Friday, 6 June 2014

Australia Day: A Look Back At History

If you are planning an immigration to Australia, then you better be familiar with the country's holidays. And one such holiday that you ought to know more about is Australia Day. This will not only add more to your knowledge of Australia, but will also give you a better appreciation of the country as well.

Australia Day, celebrated every 26th of January, is basically the country's foundation day. It commemorates the arrival of of the British First Fleet at Sydney Cove in 1788 that also marked the start of European colonization of the Australian continent.

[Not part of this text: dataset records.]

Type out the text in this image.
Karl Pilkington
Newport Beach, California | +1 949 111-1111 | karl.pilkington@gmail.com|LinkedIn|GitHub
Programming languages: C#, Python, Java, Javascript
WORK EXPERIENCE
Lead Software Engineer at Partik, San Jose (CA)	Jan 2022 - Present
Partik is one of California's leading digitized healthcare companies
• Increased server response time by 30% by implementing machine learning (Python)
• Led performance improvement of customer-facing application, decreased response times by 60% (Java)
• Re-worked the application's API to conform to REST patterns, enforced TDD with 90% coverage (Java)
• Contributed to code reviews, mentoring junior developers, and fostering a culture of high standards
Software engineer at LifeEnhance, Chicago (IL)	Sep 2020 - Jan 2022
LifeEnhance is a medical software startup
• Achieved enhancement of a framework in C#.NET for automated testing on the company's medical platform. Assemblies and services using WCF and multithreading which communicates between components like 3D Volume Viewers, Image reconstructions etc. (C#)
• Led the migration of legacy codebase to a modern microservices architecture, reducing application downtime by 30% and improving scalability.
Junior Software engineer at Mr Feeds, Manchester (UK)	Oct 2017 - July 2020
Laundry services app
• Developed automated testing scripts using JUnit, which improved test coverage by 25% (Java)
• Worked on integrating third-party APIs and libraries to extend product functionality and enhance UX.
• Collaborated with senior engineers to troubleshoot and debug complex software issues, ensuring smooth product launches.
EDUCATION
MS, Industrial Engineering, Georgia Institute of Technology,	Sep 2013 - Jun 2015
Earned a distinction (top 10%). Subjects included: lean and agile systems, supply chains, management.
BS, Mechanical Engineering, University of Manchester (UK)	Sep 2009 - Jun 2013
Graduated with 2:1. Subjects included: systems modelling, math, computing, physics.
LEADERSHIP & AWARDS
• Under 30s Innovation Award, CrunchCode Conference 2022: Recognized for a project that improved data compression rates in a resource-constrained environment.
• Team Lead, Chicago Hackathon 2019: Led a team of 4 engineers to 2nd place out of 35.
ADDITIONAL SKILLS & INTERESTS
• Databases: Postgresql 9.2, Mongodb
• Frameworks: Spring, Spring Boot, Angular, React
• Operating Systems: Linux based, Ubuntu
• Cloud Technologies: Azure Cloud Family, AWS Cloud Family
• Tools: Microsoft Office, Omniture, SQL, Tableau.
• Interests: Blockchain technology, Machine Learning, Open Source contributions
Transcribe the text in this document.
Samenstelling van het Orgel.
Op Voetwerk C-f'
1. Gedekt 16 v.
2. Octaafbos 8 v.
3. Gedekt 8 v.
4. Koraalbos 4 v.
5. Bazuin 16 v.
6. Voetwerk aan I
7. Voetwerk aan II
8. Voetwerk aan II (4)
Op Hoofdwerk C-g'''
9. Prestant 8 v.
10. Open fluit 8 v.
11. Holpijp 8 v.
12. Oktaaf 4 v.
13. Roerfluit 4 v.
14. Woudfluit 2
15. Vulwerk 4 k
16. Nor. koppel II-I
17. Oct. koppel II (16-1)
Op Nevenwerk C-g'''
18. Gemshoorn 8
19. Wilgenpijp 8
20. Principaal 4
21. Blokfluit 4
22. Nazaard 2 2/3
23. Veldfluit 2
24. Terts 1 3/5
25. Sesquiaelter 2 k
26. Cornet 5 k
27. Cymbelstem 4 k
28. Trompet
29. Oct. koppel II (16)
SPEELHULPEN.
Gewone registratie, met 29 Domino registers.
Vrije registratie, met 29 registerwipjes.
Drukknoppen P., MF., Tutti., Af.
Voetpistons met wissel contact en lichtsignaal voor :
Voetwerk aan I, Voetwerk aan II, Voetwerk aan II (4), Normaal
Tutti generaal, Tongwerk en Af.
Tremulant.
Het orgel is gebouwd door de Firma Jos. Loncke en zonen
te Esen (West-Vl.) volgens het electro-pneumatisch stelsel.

The event is made even more memorable by the fact that the fleet almost never made it ashore, as several of the ships encountered difficulties before they were finally able to land.

During the first few years of the Australian colonies, the date was never officially recognized by the government as n anniversary. However, many of the new settlers, especially the convicts (who made majority of the Fleet's civilian passengers), held informal celebrations on this day, declaring their love for the land. Eventually, many prominent officials joined in on the celebrations during this day.

By the start of the 1800's the celebrations in the colonies had become so widespread that the newspapers have began referring to the 26th of January as Foundation day. Eventually, in 1818, then Governor Lachlan Macqurie finally declared the celebration of Foundation Day in the colonies to be an official holiday. The announcement was befitting, as that year coincides with the 30th anniversary of the colonies.

It is interesting to note that Foundation Day is initially considered more of a New South Wales celebration, as the other colonies actually have their own commemoration dates for their foundation. It was not until the centenary of the colonies that all of them agreed to a single Foundation Day. The holiday also took on several different names, starting from Foundation Day, to Anniversary Day, and even ANA Day. With the establishment of the Federation in the early years of the 1900's, the days has since been officially recognized as Australia Day.

However, while there are a lot of parties and celebrations on this day, not all groups are on a joyful mood on this one. In particular, some Australian Aboriginal communities often referred to this one as Invasion Day, the day that white settlers have driven them out of their lands. But the Australian government has been on an effort to use this day to mark reconciliation between the two parties. And with the increased Aboriginal participation in the celebrations in the last few years. This is definitely a good sign for the country.